Luka Skoko

Personal information
- Full name: Luka Ivan Skoko
- Date of birth: 22 January 2003 (age 23)
- Place of birth: Split, Croatia
- Position: Midfielder

Team information
- Current team: N.K. Hrvace

Youth career
- 0000-2022: North Geelong Warriors
- 2022: NK Dugopolje

Senior career*
- Years: Team / Apps / (Gls)
- 2022-: NK Solin / 0 / (0)
- 2023: → NK Urania Baška Voda (loan)
- 2024: NK Croatia Zmijavci / 5 / (0)
- 2024-: NK Hrvace / 3 / (0)

= Luka Skoko =

Croatian footballer (born 2003)

Luka Skoko (born 22 January 2003) is a Croatian professional footballer who plays as a midfielder for NK Hrvace. He is the son of Australian former international Josip Skoko, and brother of Croatian youth international Noa Skoko.

==Career==
Skoko played for the Elcho Park Cardinals, before joining North Geelong's NPL youth program. He played for North Geelong Warriors in the NPL2, and was awarded the senior team's best player award in 2021. Following a trial, he joined up with Croatian side NK Dugopolje in February 2022.
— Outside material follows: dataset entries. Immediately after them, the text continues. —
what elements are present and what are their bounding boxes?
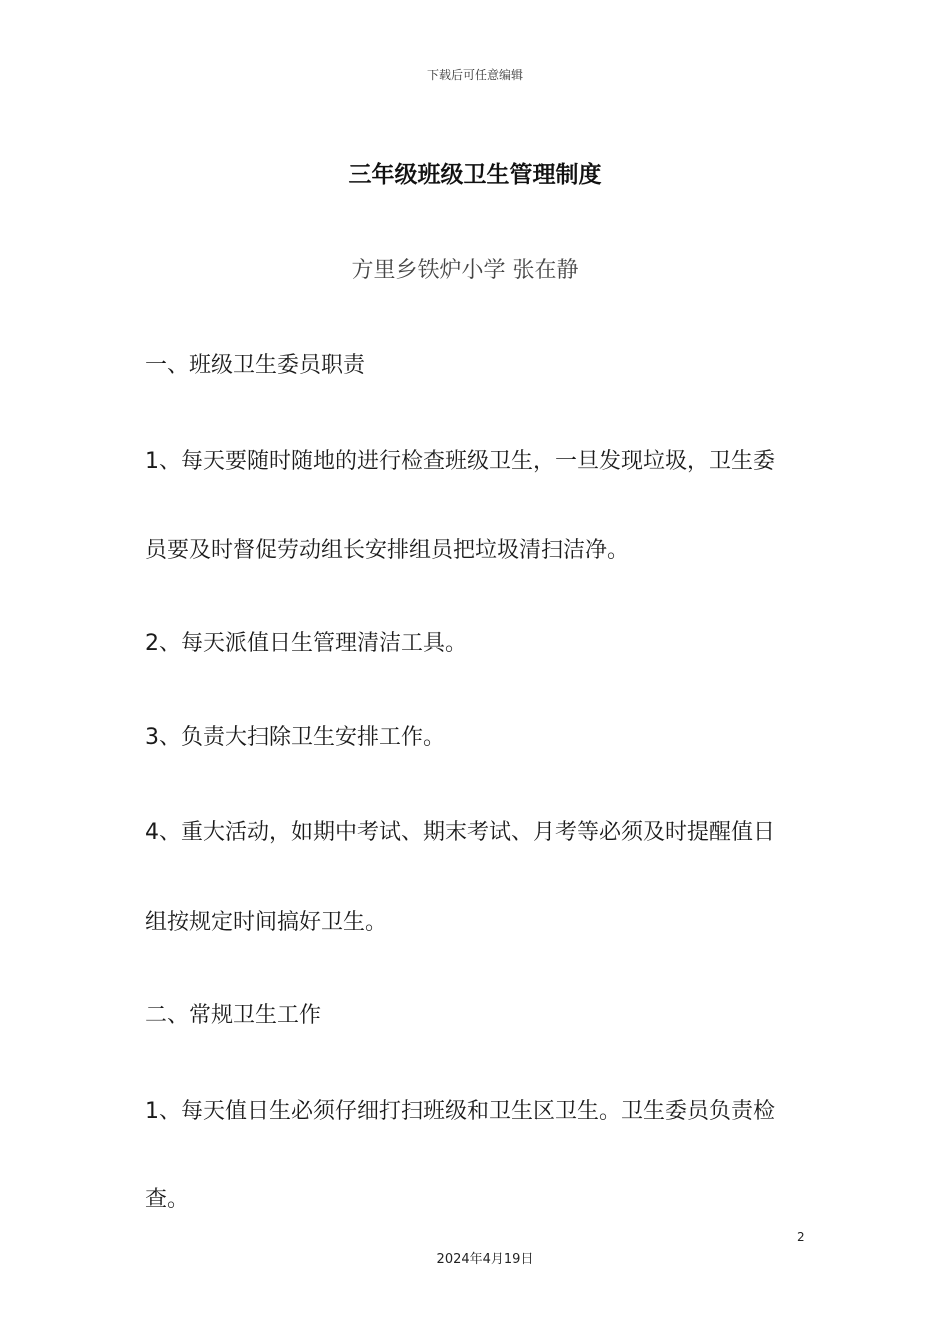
footer-date: 2024年4月19日: [436, 1252, 534, 1267]
paragraph-line: 1、每天要随时随地的进行检查班级卫生，一旦发现垃圾，卫生委: [145, 449, 775, 474]
document-author: 方里乡铁炉小学 张在静: [351, 258, 579, 283]
paragraph-line: 组按规定时间搞好卫生。: [145, 910, 388, 935]
paragraph-line: 1、每天值日生必须仔细打扫班级和卫生区卫生。卫生委员负责检: [145, 1099, 775, 1124]
paragraph-line: 4、重大活动，如期中考试、期末考试、月考等必须及时提醒值日: [145, 820, 775, 845]
section-heading-1: 一、班级卫生委员职责: [145, 353, 366, 378]
paragraph-line: 员要及时督促劳动组长安排组员把垃圾清扫洁净。: [145, 538, 630, 563]
header-note: 下载后可任意编辑: [426, 68, 523, 82]
paragraph-line: 3、负责大扫除卫生安排工作。: [145, 725, 445, 750]
paragraph-line: 查。: [145, 1187, 190, 1212]
section-heading-2: 二、常规卫生工作: [145, 1003, 322, 1028]
page-number: 2: [797, 1230, 805, 1244]
paragraph-line: 2、每天派值日生管理清洁工具。: [145, 631, 467, 656]
document-title: 三年级班级卫生管理制度: [348, 162, 602, 188]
In July 2022, Skoko joined up with NK Solin, who play near Split, in the Croatian second division 1. NL. In October 2022, be played in the fourth tier of Croatian football for NK Urania Baška Voda. He signed with Croatia Zmijavci in 2024. In August 2024, he joined NK Hrvace.

==Style of play==
A central midfield player, he is said to be capable of playing in a deep defensive midfield position as well as slightly further forward as an "8".

==Personal life==
He is the son of Australian former international footballer Josip Skoko and brother of Croatian youth international footballer Noa Skoko.